罗文正巧抬头,四目相对,温婉的笑意就凝固在唇边。
恰好一曲终了,罗文收回视线,起身向八皇子行礼。
啪啪啪!
八皇子掌声响起,惊醒了还沉浸在歌曲中的众人。
“这便是绕梁三日不绝于耳了吗?”景容赞叹着,“听了罗公子一歌,天下间竟再没有歌能入耳了呀!”
梁少嘉是个不通音律的,只觉得好,也说不出哪好,听了八皇子的话,不由大笑道,“上次流觞宴阿文做了首诗,殿下就评价此诗一出,天下间再无人敢写流觞宴,这次阿文改唱歌,殿下又评以后无歌可入耳,殿下对阿文可是真爱呀!”
这话说的就忒放浪形骸了些,有些人已经皱了眉头。
梁少嘉就是个棒槌,跟他那个油滑的老爹一点不像,也正因此八皇子对梁少嘉颇多包容,对他的言语无状也不甚在意,反而一本正经的点头,“在建安,论才学无人及的上罗文。”
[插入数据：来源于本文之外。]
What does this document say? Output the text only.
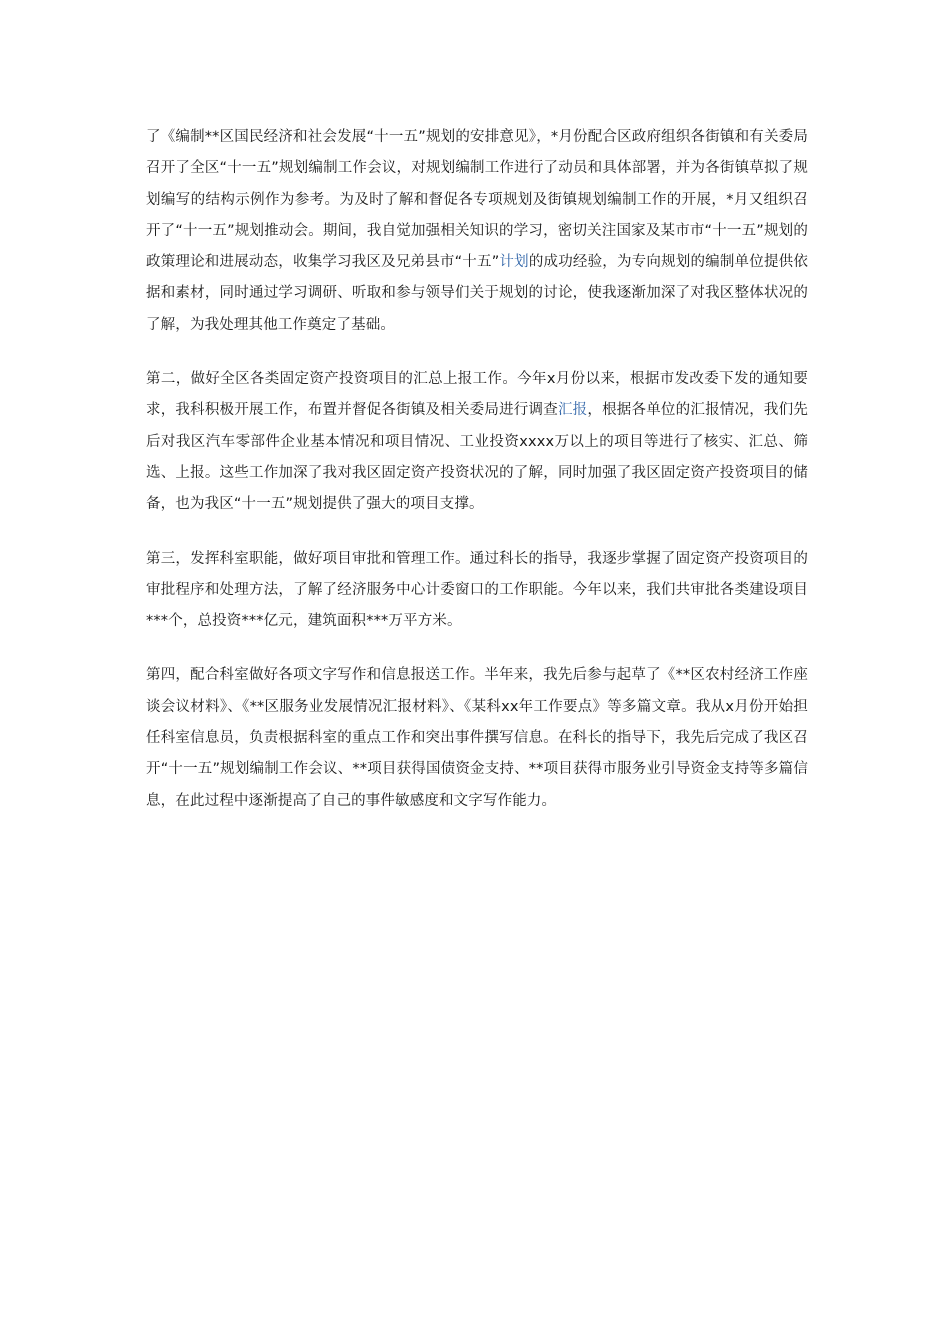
了《编制**区国民经济和社会发展“十一五”规划的安排意见》，*月份配合区政府组织各街镇和有关委局召开了全区“十一五”规划编制工作会议，对规划编制工作进行了动员和具体部署，并为各街镇草拟了规划编写的结构示例作为参考。为及时了解和督促各专项规划及街镇规划编制工作的开展，*月又组织召开了“十一五”规划推动会。期间，我自觉加强相关知识的学习，密切关注国家及某市市“十一五”规划的政策理论和进展动态，收集学习我区及兄弟县市“十五”计划的成功经验，为专向规划的编制单位提供依据和素材，同时通过学习调研、听取和参与领导们关于规划的讨论，使我逐渐加深了对我区整体状况的了解，为我处理其他工作奠定了基础。

第二，做好全区各类固定资产投资项目的汇总上报工作。今年x月份以来，根据市发改委下发的通知要求，我科积极开展工作，布置并督促各街镇及相关委局进行调查汇报，根据各单位的汇报情况，我们先后对我区汽车零部件企业基本情况和项目情况、工业投资xxxx万以上的项目等进行了核实、汇总、筛选、上报。这些工作加深了我对我区固定资产投资状况的了解，同时加强了我区固定资产投资项目的储备，也为我区“十一五”规划提供了强大的项目支撑。

第三，发挥科室职能，做好项目审批和管理工作。通过科长的指导，我逐步掌握了固定资产投资项目的审批程序和处理方法，了解了经济服务中心计委窗口的工作职能。今年以来，我们共审批各类建设项目***个，总投资***亿元，建筑面积***万平方米。

第四，配合科室做好各项文字写作和信息报送工作。半年来，我先后参与起草了《**区农村经济工作座谈会议材料》、《**区服务业发展情况汇报材料》、《某科xx年工作要点》等多篇文章。我从x月份开始担任科室信息员，负责根据科室的重点工作和突出事件撰写信息。在科长的指导下，我先后完成了我区召开“十一五”规划编制工作会议、**项目获得国债资金支持、**项目获得市服务业引导资金支持等多篇信息，在此过程中逐渐提高了自己的事件敏感度和文字写作能力。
这赞赏实在是太直白了,尤其是出自以才学出众而闻名的八皇子之口,今日之后罗文必会名声大噪。
有和罗文交好的都凑过来道喜。
温婉却纳闷,罗文竟然还和八皇子有这么一腿?
前世她进京时罗文的名声已经是无人不知无人不晓了,若没记错,罗文应该是二皇子一派的才对,温季因为跟他私交好还挨过罚,后来温婉疯狂的追求他,温老夫人被气的卧床好几个月。
温婉恍然有种感觉,前世八皇子一死好像连同和他有关的人和事都一同被隐藏了,除了当事人,外人再无法探究。
难道八皇子的死有什么隐情?
“上次让八殿下赞赏的是什么诗呀?”身旁李尚仪拉着梁少嘉小声询问。
“你竟然不知道?”梁少嘉夸张的张大嘴。
李尚仪脸色泛红,她年纪小,这是第一次来参加流觞宴,“知道还用问你嘛!上次我又没来。”
“这是来不来的事吗?阿文佳作天下传……”看着李尚仪气呼呼的小脸蛋,梁少嘉后面的话就自动拐了个弯,“就是那首曲水流觞神仙聚,举尊相邀知音人嘛。”
李尚仪恍然大悟,“阿,春后流行起的那首诗?一元复始万象新,九州欢歌喜盈门。合家团圆辞旧岁,添福增寿迎瑞神。玫瑰园中春来早,姹紫嫣红香缤纷。曲水流觞神仙聚,举尊相邀知音人。”